Logo E-Commerce Brasil

O PLP 32/2021 e o fim das pequenas empresas no e-commerce

Por: Felipe Souto

Comerciante on-line na Maxibel, loja especializada em Móveis para Estética e Salão de Beleza, na região de Florianópolis (SC).

Em agosto deste ano, foi aprovado o Projeto de Lei Complementar (PLP) 32/2021, que regulamenta a Emenda Constitucional (EC) 87/2015. Resumidamente, as empresas terão que pagar a diferença entre a alíquota interestadual (estado de origem) e a alíquota interna de ICMS do estado de destino, nas vendas interestaduais destinadas a clientes não contribuintes de tal imposto. Esta taxação é conhecida como DIFAL e afetaria especialmente as vendas por e-commerce. Esta lei, atualmente, está na Câmara dos Deputados, aguardando aprovação em caráter emergencial.

A princípio, é um projeto que se destina a promover justiça tributária, referente a uniformidade da cobrança do ICMS. Por exemplo, uma empresa catarinense que venda para um cliente no Ceará pagará a mesma alíquota de ICMS que uma empresa cearense que venda a um consumidor dentro do próprio Ceará.

Porém, isto é válido em casos em que as empresas optem pela apuração normal de impostos, ou seja, lucro real ou lucro presumido. Estas empresas têm um sistema de recolhimento de ICMS distinto, podendo se aproveitar de créditos de ICMS de seus fornecedores ou obter benefícios fiscais no estado de origem.

Este PLP, porém, omite perigosamente como se dará com as empresas optantes pelo Simples Nacional, que, segundo levantamento anterior à pandemia da covid-19, correspondiam a 78% das empresas que atuavam no e-commerce. Esta porcentagem deve ser ainda maior, face a quantidade de pequenas empresas que tiveram que migrar para o e-commerce para manter suas portas abertas após tal pandemia.
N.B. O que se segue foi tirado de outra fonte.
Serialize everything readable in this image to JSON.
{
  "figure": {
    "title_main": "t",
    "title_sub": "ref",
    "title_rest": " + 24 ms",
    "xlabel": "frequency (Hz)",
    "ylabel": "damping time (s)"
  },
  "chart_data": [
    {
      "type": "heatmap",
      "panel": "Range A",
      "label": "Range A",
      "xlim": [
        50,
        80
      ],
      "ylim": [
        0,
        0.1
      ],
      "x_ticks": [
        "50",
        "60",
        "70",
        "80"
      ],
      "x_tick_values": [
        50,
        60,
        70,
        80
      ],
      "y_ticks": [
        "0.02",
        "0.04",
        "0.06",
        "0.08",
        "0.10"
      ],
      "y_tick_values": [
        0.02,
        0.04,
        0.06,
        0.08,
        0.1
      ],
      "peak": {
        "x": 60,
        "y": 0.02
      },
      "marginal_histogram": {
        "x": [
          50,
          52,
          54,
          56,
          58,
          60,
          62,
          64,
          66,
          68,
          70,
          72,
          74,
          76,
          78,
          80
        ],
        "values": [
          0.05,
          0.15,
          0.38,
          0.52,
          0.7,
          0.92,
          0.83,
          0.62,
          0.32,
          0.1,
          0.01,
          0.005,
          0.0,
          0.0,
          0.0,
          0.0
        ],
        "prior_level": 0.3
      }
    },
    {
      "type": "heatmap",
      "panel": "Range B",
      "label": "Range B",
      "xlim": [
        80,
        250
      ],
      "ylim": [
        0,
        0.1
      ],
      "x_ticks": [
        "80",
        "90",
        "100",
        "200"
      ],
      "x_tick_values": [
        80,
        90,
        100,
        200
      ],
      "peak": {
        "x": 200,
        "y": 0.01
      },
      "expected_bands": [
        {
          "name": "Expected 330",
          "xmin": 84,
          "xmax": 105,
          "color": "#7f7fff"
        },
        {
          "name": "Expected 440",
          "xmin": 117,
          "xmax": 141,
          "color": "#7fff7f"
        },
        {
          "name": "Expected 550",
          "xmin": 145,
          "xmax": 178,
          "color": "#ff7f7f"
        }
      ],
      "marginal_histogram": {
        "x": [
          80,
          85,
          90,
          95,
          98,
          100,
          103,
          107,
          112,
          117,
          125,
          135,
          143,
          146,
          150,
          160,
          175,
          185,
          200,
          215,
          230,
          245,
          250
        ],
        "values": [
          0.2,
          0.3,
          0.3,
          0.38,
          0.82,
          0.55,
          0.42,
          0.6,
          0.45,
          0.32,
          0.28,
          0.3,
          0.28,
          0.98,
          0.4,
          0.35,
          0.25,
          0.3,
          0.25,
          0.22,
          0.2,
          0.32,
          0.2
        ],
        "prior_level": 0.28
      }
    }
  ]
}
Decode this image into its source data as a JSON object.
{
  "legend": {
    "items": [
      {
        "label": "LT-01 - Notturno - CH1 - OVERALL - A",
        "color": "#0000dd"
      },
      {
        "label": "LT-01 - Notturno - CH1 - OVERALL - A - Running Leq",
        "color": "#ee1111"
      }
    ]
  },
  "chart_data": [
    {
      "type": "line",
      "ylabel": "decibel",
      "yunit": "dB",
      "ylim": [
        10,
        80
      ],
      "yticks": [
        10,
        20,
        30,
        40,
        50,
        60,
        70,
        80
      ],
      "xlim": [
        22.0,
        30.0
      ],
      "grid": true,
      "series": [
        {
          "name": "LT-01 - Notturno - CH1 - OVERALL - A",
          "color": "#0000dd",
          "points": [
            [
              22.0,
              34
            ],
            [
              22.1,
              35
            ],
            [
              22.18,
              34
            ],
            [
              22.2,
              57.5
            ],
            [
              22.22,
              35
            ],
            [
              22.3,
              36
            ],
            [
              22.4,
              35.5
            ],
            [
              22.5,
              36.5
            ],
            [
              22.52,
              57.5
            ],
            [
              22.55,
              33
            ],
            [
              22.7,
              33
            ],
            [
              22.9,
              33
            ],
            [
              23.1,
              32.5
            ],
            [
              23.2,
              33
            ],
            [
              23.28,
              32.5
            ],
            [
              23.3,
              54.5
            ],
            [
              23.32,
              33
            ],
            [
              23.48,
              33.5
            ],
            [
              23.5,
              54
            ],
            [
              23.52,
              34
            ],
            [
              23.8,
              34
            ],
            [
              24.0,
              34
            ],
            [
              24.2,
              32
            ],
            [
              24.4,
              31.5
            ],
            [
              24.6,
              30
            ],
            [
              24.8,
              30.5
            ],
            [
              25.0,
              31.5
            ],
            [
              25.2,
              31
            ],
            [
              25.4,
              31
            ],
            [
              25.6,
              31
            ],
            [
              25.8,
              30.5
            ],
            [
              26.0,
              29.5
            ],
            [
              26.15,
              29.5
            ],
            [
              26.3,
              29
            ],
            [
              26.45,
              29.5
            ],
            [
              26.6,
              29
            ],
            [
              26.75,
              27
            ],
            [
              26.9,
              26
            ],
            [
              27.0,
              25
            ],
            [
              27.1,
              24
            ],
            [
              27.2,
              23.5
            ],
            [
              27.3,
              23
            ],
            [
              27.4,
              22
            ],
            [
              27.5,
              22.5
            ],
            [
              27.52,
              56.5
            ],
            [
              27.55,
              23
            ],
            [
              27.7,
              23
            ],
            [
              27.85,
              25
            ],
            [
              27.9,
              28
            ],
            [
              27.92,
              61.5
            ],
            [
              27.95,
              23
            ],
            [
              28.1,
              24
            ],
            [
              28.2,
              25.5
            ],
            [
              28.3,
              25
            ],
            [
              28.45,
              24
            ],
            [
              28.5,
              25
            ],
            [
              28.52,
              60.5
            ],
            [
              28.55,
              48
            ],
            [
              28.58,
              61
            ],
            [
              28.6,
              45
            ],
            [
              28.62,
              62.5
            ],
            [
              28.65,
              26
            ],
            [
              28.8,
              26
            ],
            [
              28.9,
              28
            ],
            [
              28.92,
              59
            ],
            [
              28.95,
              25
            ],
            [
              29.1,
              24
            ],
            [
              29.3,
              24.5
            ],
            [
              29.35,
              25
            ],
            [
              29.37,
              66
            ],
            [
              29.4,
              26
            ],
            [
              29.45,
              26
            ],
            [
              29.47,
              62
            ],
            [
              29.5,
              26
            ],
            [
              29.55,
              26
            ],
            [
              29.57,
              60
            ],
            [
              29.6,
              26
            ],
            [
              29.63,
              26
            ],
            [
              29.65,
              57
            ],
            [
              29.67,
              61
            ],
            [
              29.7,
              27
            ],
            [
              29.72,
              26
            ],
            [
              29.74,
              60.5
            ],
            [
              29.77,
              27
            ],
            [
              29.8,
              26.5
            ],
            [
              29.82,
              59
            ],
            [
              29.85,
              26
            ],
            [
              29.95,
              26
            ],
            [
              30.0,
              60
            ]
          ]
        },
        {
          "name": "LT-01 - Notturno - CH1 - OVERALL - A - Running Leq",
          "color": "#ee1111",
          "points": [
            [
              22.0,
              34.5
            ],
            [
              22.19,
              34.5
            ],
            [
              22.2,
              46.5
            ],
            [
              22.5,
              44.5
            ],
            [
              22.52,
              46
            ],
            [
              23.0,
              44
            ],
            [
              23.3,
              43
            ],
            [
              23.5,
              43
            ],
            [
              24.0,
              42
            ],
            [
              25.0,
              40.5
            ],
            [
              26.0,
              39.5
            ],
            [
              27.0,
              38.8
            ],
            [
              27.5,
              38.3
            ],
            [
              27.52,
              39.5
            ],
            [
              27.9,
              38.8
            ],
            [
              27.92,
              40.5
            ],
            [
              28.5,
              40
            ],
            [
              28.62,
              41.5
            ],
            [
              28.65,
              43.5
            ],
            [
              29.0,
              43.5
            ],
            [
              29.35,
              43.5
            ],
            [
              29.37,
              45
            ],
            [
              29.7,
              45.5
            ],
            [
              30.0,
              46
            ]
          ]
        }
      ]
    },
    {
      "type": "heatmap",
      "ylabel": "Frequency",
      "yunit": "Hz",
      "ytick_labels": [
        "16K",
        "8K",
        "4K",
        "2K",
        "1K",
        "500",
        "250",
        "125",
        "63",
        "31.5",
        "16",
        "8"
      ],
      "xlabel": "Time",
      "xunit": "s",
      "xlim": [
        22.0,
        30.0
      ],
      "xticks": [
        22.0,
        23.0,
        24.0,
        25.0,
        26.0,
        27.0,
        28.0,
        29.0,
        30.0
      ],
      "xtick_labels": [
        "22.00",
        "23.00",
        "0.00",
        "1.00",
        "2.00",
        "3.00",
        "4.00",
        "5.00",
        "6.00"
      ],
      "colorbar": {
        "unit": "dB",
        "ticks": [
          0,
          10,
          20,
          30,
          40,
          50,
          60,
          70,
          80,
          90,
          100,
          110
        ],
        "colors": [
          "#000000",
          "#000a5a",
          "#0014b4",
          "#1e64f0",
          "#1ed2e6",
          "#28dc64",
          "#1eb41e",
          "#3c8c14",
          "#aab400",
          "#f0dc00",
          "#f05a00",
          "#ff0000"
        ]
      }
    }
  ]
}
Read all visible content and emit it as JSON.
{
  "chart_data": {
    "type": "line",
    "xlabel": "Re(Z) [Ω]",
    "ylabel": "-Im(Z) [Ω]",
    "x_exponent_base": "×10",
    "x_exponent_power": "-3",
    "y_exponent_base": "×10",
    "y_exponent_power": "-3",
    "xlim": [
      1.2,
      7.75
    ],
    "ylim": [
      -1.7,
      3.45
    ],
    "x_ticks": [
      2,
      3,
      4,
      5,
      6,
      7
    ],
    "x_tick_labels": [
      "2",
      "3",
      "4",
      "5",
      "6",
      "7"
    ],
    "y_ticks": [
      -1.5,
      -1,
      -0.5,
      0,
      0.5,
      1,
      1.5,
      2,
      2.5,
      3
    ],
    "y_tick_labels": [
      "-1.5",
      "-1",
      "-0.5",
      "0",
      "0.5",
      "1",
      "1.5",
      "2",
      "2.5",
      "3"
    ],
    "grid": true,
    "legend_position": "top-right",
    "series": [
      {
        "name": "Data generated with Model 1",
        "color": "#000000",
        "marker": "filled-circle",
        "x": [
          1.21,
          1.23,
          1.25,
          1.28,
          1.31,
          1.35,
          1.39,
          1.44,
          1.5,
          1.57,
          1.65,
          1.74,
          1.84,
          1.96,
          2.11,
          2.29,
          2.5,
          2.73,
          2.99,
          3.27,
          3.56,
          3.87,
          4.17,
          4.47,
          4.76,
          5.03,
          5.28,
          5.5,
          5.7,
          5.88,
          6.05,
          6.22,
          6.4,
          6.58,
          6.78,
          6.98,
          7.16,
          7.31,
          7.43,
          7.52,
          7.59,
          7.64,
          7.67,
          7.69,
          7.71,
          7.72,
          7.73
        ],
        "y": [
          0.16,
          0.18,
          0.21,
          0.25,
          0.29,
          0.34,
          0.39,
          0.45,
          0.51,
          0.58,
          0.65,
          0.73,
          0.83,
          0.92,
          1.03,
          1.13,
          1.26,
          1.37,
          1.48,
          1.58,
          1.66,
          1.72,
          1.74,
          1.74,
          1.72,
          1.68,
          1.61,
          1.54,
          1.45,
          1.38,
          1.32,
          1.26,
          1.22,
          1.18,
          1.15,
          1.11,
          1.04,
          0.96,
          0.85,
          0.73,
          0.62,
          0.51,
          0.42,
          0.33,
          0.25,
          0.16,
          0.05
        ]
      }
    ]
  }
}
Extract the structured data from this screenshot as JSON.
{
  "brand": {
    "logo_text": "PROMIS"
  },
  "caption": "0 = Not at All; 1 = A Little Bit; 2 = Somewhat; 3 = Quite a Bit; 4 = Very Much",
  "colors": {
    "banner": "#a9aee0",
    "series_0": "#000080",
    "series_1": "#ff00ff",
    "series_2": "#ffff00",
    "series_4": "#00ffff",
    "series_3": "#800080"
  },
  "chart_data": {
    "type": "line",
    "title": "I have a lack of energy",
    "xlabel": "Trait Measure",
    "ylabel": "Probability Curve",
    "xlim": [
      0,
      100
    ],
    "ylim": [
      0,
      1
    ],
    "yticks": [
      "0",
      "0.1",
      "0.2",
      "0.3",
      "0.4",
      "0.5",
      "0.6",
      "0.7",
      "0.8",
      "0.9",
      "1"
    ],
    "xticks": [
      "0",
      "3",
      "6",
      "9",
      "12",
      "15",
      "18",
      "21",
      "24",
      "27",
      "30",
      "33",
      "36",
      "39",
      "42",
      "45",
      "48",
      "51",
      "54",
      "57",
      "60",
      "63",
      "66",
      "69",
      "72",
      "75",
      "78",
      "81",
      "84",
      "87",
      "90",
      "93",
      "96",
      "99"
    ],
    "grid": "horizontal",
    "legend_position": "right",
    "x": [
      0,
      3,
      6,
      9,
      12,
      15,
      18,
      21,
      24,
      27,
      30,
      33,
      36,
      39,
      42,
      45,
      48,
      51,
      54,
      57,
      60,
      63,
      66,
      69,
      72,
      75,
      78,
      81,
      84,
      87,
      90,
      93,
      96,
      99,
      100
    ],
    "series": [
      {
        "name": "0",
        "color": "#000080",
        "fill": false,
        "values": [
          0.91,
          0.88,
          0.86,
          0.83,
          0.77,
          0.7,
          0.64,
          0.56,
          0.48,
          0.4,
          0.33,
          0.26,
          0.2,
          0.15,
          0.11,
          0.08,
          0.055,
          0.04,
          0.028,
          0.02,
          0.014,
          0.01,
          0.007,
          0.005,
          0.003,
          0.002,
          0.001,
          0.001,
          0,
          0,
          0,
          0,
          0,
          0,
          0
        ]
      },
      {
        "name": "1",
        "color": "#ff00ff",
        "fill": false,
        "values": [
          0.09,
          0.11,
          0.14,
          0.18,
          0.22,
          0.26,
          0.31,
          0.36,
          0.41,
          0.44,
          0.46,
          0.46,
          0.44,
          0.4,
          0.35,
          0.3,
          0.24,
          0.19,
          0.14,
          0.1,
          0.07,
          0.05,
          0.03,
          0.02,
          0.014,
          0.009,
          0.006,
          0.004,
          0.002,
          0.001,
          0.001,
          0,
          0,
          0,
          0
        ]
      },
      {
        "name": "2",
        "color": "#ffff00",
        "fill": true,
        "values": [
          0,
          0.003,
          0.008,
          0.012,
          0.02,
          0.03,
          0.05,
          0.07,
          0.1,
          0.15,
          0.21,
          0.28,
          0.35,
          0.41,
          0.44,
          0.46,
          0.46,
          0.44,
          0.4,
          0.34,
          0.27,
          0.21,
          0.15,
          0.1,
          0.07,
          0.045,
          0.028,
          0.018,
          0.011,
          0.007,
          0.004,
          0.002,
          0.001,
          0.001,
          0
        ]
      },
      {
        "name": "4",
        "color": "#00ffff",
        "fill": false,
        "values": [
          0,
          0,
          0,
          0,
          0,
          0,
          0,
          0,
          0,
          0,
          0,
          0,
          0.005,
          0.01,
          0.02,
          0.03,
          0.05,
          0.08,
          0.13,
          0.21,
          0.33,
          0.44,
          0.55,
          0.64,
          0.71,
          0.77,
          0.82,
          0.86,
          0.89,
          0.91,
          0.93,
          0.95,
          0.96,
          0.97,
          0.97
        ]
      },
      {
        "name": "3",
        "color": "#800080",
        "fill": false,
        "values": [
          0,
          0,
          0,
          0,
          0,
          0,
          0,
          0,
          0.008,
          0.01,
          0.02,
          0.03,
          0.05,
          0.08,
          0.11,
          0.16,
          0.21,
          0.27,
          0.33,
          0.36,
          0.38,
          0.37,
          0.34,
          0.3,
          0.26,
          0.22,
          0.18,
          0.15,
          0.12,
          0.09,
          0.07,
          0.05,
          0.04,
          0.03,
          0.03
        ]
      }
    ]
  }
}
Se aprovado o PLP como está, há o risco real de aplicação da lei contra pequenas empresas optantes pelo Simples Nacional, obrigando-as a pagar o DIFAL em vendas que façam para seus clientes de outros estados. Em termos práticos, isso pode significar que uma pequena empresa chegue a pagar até 300% a mais de impostos em uma venda.*

Neste caso, não se cumpriria o objetivo da lei. Considerando uma empresa catarinense, optante pelo Simples Nacional, vendendo para um cliente no Ceará: ela pagará muito mais impostos do qualquer empresa cearense, mesmo as optantes pelo Simples Nacional, que esteja vendendo dentro do Ceará. Logo, seria inviável a operação de uma pequena empresa no e-commerce.

Ou seja, com uma carga tributária absurda dessas, a aprovação deste PLP condenará milhares de pequenas e médias empresas ao encerramento de atividades. Estas empresas geram empregos, pagam impostos e consomem produtos auxiliares (embalagens, fretes, softwares, etc.). Os efeitos negativos vão se irradiar para as economias das regiões onde estes e-commerces estão localizados.

Iludem-se os que acham que apenas as pequenas empresas dos estados “vendedores”, predominantemente do Sul e Sudeste, sairão prejudicadas. Uma lei desta sendo aplicada aos optantes pelo Simples Nacional condenará pequenos empreendedores do Norte, Nordeste e Centro-Oeste, atualmente estados predominantemente “compradores” do e-commerce, a praticamente estarem alijados do mercado nacional, sem qualquer possibilidade futura de equiparação com os e-commerces dos demais estados do Brasil.

Para os que talvez acreditem que isso seria um exagero de nossa parte, é importante frisar que esse absurdo já foi colocado em prática. A EC 87/2015, aprovada em abril de 2015, igualmente omite o caso das empresas optantes pelo Simples Nacional. De forma ardilosa, a maioria das Secretarias de Fazenda, em setembro daquele ano, aprovaram, via CONSEFAZ, o Convênio 93/2015, como forma de regulamentar a EC aprovada. 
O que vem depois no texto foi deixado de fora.